Sand castle construction has some basic principles. You dig a hole, you get a mound. The material from the hole has to go somewhere after all. Holes and mounds, the two basic building blocks of the sand castle. Extend the whole and you get a trench and a wall. Dig the trench in a circle and you have a moat. Pile a mound higher and you get a tower. Walls and trenches, moats and towers. Intermediate sand castling. Start combining these elements together and you are in advanced castling territory.
The thing about sand castles is that you can start building them without any training or study. A six year old can learn most of what there is to know about sand castles in a single afternoon of play. Sand castles are the outcome of unlimited sand, imagination and a playful spirit.
Much like stories. You do not need lots of learning and study to tell a good story. We tell ourselves and each others stories all the time. And as soon as you start telling a story, you start inventing characters and situations, which quickly become relationships and narratives. The basic building blocks that all stories are made from are as simple to discover as holes and mounds in the sand.
But they are also easy to loose sight of. Imagine if I had gone down to the beach today with the image of Windsor Castle in mind and tried to build it. Or spent seven years studying architecture then tried to apply those principles on the spot. Or worse yet, tried to build a castle that represented the existential nature of the human condition. Argh!! Failue and frustration!!
But that is exactly what we do as writers all the time. Stories can achieve all kinds of sophisticated and abstract outcomes (as too can sand castles).
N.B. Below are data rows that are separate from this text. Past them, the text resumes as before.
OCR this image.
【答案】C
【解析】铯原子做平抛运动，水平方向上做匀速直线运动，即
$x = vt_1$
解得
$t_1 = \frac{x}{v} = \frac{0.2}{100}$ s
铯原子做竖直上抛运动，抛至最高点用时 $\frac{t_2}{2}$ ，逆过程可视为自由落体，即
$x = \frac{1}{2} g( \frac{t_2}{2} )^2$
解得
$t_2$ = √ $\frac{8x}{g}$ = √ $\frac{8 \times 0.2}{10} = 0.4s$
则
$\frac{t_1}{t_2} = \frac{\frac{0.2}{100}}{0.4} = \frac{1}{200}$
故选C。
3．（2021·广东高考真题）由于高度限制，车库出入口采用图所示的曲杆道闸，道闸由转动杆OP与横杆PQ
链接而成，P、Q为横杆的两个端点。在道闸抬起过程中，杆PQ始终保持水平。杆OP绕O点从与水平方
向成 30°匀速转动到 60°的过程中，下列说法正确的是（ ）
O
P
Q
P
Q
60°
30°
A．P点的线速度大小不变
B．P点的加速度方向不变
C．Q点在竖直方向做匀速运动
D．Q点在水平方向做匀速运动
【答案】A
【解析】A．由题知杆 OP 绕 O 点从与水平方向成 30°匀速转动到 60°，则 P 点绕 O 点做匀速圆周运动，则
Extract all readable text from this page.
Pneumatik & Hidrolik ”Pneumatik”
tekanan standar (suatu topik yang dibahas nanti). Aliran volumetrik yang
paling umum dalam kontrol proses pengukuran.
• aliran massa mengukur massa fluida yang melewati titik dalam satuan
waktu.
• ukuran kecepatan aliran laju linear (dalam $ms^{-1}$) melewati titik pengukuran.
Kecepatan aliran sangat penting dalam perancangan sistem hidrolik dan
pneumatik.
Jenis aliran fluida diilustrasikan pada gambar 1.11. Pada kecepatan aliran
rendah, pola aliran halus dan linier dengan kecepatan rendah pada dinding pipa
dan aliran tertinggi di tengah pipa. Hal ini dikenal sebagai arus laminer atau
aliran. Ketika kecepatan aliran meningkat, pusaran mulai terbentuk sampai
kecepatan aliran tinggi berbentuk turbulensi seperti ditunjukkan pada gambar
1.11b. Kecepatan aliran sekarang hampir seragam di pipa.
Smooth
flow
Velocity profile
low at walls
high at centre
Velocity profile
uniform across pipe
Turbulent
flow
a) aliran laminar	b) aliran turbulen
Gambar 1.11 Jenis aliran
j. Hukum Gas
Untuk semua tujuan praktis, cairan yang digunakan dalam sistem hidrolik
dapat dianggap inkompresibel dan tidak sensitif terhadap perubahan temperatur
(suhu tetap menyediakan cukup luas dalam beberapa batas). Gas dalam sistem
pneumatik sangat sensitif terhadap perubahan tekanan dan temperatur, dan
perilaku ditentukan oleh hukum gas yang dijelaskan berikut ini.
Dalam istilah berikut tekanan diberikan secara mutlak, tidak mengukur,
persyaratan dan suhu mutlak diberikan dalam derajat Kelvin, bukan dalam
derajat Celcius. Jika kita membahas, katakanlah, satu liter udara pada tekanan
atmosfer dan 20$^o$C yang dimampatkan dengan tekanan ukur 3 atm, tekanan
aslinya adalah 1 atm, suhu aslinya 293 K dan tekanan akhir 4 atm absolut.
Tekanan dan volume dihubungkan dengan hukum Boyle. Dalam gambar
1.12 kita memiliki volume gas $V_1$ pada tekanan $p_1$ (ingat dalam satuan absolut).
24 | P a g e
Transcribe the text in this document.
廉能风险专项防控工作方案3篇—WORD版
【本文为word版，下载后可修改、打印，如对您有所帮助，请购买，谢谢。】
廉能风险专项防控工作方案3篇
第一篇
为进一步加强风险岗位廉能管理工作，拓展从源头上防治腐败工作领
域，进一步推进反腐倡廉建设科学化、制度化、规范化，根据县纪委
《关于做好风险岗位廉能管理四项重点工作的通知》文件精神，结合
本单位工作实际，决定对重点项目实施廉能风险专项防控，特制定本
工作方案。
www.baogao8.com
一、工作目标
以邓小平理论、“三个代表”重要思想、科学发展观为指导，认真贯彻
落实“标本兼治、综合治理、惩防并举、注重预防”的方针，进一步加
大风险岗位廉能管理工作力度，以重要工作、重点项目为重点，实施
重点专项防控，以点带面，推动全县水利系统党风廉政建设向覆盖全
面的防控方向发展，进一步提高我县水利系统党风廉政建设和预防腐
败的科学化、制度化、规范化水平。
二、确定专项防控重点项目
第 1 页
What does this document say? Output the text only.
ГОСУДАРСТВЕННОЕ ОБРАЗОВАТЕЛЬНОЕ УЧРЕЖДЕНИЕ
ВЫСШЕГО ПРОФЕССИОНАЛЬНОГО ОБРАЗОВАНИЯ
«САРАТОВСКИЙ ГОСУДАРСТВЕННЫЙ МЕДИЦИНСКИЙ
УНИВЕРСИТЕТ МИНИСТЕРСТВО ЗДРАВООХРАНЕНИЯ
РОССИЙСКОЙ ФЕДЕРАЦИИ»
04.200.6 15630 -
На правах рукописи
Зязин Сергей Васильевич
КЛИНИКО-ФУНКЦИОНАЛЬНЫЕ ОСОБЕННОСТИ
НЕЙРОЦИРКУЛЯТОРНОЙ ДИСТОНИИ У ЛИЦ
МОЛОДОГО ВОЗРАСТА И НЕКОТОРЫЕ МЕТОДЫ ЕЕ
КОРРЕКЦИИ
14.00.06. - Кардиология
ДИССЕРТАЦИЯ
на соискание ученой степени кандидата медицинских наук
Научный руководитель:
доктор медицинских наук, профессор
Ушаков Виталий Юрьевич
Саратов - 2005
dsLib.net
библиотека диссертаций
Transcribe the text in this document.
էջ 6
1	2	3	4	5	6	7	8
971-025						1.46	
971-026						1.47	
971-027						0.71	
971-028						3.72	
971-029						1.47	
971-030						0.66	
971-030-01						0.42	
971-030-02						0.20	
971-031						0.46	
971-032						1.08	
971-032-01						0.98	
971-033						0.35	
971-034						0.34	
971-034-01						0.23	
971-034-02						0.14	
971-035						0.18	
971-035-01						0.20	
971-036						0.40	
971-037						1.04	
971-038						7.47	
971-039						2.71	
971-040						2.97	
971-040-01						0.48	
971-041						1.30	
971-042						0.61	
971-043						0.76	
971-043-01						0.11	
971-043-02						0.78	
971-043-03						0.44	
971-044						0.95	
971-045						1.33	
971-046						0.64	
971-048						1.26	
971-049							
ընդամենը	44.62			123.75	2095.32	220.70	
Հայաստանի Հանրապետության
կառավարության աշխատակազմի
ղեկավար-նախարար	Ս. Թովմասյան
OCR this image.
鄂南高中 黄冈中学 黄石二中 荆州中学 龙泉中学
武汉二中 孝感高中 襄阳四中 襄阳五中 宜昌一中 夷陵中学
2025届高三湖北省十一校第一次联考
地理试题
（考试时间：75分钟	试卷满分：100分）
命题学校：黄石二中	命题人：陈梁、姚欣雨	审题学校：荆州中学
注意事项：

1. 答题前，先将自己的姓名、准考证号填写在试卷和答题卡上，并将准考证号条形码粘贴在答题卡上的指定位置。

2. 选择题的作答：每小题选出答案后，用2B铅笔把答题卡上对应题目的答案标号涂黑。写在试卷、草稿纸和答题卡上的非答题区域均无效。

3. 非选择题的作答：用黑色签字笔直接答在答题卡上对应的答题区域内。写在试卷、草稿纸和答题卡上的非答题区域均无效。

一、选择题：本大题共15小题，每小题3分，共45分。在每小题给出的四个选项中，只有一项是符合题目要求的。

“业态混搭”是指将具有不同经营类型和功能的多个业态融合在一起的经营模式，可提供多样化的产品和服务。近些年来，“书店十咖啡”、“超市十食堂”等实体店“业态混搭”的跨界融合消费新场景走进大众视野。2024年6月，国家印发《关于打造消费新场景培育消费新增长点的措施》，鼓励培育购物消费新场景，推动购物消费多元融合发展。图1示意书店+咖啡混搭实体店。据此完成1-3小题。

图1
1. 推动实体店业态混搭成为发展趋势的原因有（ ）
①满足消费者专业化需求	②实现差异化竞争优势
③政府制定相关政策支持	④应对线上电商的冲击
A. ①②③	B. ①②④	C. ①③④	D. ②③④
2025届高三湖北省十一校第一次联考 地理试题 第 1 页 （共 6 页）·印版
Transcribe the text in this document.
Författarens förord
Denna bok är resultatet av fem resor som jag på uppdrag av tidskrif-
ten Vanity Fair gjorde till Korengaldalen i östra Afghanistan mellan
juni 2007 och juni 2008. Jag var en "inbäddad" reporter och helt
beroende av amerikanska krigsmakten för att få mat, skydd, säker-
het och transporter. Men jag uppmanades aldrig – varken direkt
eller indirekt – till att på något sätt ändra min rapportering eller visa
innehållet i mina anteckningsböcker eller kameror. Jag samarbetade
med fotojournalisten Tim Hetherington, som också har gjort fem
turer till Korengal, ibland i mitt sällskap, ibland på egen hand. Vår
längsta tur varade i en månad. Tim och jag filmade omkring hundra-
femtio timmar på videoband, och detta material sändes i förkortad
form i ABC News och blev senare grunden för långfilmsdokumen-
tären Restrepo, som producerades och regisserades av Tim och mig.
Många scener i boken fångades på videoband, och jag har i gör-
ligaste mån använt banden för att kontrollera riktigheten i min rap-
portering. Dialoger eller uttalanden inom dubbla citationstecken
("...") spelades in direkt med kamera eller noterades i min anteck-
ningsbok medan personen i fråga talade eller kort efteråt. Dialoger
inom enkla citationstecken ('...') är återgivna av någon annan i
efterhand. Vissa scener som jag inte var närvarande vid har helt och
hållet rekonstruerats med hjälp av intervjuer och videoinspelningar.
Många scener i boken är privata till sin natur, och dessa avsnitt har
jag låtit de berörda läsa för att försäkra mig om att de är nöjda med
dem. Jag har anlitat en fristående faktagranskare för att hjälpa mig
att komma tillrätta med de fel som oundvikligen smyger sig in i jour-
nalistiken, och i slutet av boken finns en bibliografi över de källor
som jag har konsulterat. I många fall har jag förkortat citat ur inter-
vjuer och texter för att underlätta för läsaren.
But however sophisticated, all stories are still made from the same basic building blocks, characters and situations, holes and mounds. It’s so easy to lose sight of those basics, and with them lose the imagination and playful spirit that make storytelling possible at all.
The other thing that sand castles and stories have in common is impermanance. Stories last as long as the telling, although the memory of them may linger. Sand castles are gone with the tide, as I am sure mine has by now.